There are two kinds of people who raise their glasses (jars) in the pubs. Those who are celebrating some happy turn in their life and those who are cursing the unlucky twist of fate. And then there are those who are contemplating on their life choices and wondering whether they should booze it out or not. Well, they may certainly find some solace in a few pints of alcohol.
A study conducted by Kimberly Raab-Graham, Ph.D., associate professor of physiology and pharmacology at University of Texas has found out that alcohol changes the neural pathways and chemical structure in the same way some rapidly altering antidepressants do. The study was supported by National Institute on Alcohol Abuse and Alcoholism.
The scientists claim that they have critical data concerning behavioral and biochemical patterns to prove their theory. Because of the strong linkage between depression and alcoholism, depressed people turn to alcohol as a self-medication process to repress their depression.
In their study, that used animal models, they found a single dose of a concentrated amount of alcohol to block receptors associated with learning and memory and transformed an inhibitory neurotransmitter to an excitatory neurotransmitter and these changes in the body last for at least 24 hours.
Kimberly says, “Additional research is needed in this area, but our findings do provide a biological basis for the natural human instinct to self-medicate. They also define a molecular mechanism that may be a critical contributor to the comorbidity that occurs with alcohol use disorder and major depressive disorder.”
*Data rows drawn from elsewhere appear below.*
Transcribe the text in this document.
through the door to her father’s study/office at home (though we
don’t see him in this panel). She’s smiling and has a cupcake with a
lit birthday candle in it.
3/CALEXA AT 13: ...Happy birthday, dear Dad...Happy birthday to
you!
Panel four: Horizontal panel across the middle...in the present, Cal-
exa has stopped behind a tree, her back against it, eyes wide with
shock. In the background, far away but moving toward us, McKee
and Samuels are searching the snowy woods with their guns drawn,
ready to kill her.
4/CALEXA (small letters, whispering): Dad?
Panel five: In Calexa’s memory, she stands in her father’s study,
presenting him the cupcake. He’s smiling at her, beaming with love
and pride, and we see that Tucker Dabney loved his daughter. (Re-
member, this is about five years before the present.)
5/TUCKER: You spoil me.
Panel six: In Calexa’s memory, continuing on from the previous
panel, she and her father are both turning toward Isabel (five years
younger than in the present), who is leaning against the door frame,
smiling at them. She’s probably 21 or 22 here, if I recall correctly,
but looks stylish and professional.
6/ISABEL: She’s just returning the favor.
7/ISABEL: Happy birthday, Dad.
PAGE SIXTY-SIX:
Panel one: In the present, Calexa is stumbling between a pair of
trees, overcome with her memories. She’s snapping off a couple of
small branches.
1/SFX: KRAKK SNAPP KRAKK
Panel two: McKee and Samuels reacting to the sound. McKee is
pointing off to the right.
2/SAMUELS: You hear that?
Recently, a single dose of rapid antidepressant has proven to relieve psychological symptoms within hours even in individuals who are resistant to traditional antidepressants. The study proved that alcohol follows the same pathway in the brain as antidepressants do and induces the same effects as these rapid antidepressants.
So maybe the development of next generation antidepressants will be a derivative of whiskey and booze. Or maybe we’ll extract antidepressants directly from grapes. Who knows?